Monday, July 28, 2014

Pequeñas despedidas


Hoy en la mañanita temprano enrumbamos hacia la ciudad de Roskilde, como a 45 minutos de distancia de la casa nuestra, para depositar a nuestro Sebastián en el campamento de Football. Seis días y cinco noches de camaradería, compartiendo con niños y niñas de su edad la experiencia del deporte como diversión, y la primera ida de su casa por tanto tiempo, sin adultos conocidos.

Lo inscribimos a él y a su amigo Mads Emil hace ya unos meses. Juntos para que, según nosotros, se sintieran acompañados.

Nos recibió un ambiente festivo, y un entrenador, a la entrada de la escuela donde tendrá lugar el campamento, muy amable y dinámico, todo al ritmo de las canciones de Rihana que sonaban por los altoparlantes. Un muchacho de unos 23 años, deportivo y con esa chispita de responsabilidad en los ojos. Padres contentos.
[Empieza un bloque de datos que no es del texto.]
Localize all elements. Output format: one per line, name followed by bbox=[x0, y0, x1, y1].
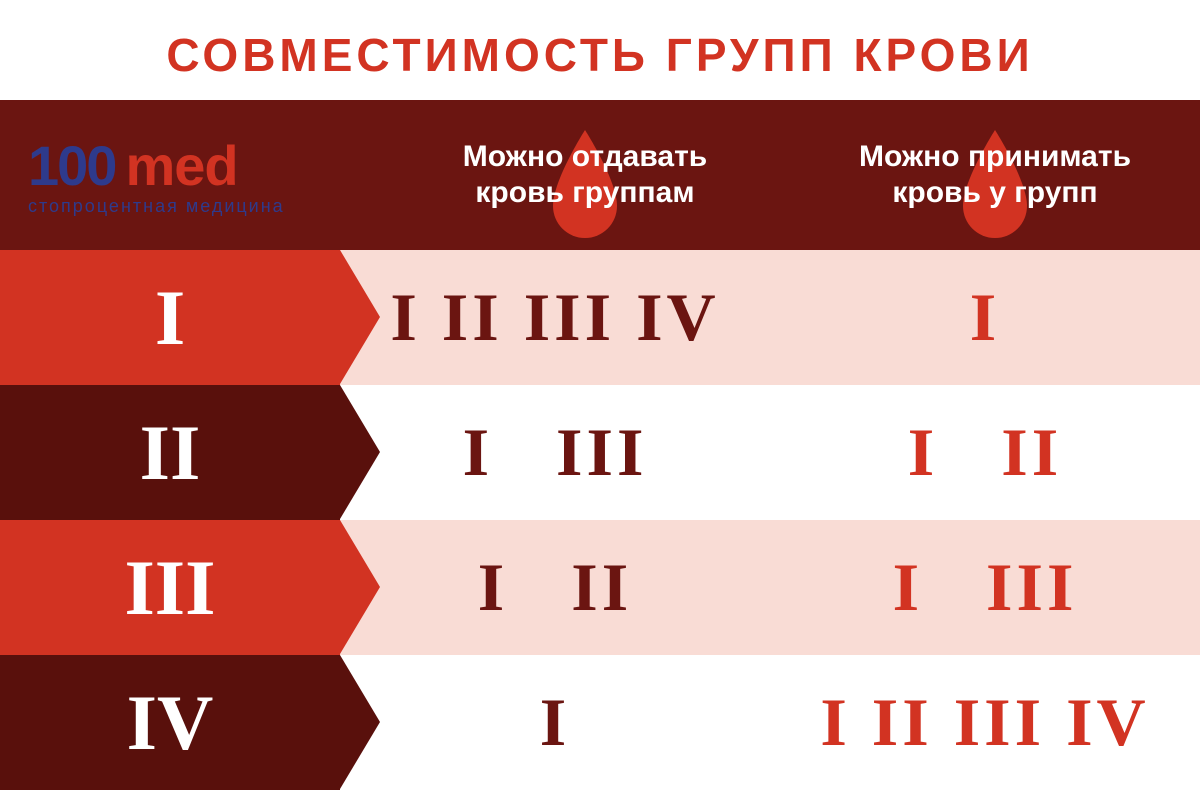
data-rows: II II III IVIIII IIII IIIIII III IIIIVII… bbox=[0, 250, 1200, 790]
row-label-cell: II bbox=[0, 385, 340, 520]
arrow-icon bbox=[340, 250, 380, 384]
give-cell: I II bbox=[340, 520, 770, 655]
table-row: II II III IVI bbox=[0, 250, 1200, 385]
row-label-cell: IV bbox=[0, 655, 340, 790]
table-row: III I III III bbox=[0, 520, 1200, 655]
arrow-icon bbox=[340, 385, 380, 519]
row-label-cell: I bbox=[0, 250, 340, 385]
logo-subtitle: стопроцентная медицина bbox=[28, 196, 380, 217]
table-row: II I IIII II bbox=[0, 385, 1200, 520]
row-label-cell: III bbox=[0, 520, 340, 655]
give-cell: I II III IV bbox=[340, 250, 770, 385]
page-title: СОВМЕСТИМОСТЬ ГРУПП КРОВИ bbox=[0, 0, 1200, 100]
row-label: II bbox=[140, 408, 201, 498]
logo-part-100: 100 bbox=[28, 133, 115, 198]
give-cell: I bbox=[340, 655, 770, 790]
header-col-give: Можно отдавать кровь группам bbox=[380, 100, 790, 250]
row-label: III bbox=[124, 543, 215, 633]
row-label: I bbox=[155, 273, 185, 363]
receive-cell: I II bbox=[770, 385, 1200, 520]
infographic-root: СОВМЕСТИМОСТЬ ГРУПП КРОВИ 100 med стопро… bbox=[0, 0, 1200, 800]
logo: 100 med стопроцентная медицина bbox=[0, 100, 380, 250]
receive-cell: I III bbox=[770, 520, 1200, 655]
header-row: 100 med стопроцентная медицина Можно отд… bbox=[0, 100, 1200, 250]
give-cell: I III bbox=[340, 385, 770, 520]
arrow-icon bbox=[340, 520, 380, 654]
receive-cell: I bbox=[770, 250, 1200, 385]
arrow-icon bbox=[340, 655, 380, 789]
logo-part-med: med bbox=[125, 133, 237, 198]
logo-wordmark: 100 med bbox=[28, 133, 380, 198]
header-receive-label: Можно принимать кровь у групп bbox=[859, 139, 1131, 211]
header-col-receive: Можно принимать кровь у групп bbox=[790, 100, 1200, 250]
row-label: IV bbox=[127, 678, 214, 768]
table-row: IV II II III IV bbox=[0, 655, 1200, 790]
receive-cell: I II III IV bbox=[770, 655, 1200, 790]
header-give-label: Можно отдавать кровь группам bbox=[463, 139, 707, 211]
Nos indicó donde hacer la fila para la inscripción, en la disciplina que Sebastián escogió, football. En la mesa del check-in nos topamos con un joven más, haciendo plática con los chavalos, aparte del saludo cordial, ni nos miraba a los padres. Le dió la bienvenida, le entregó su tarjeta de identificación, kit de cortesía y le explicó donde tenía que ir a instalarse.



Pasamos al interior, donde otro de estos seres deportistas y amables nos interceptó para explicarles con lujo de detalles y paciencia el recorrido del local. Nos llevó donde se tenían que instalar e indicó el preciso lugar, marcado en el piso con un número en particular, donde debían extender sus colchones. Lo que llamarían hogar por los próximos días.

Tan diligentes que somos nos dispusimos a extender sus camas y dejarles todo arreglado. No había más que decir, todas las recomendaciones estaban dadas y repetidas constantemente durante los últimos días. Sólo cabía darles el abrazo y (con suerte) el beso de despedida. Estaban instalados.

A los 12 años el hijo mío hizo ya el primer vuelo fuera del nido.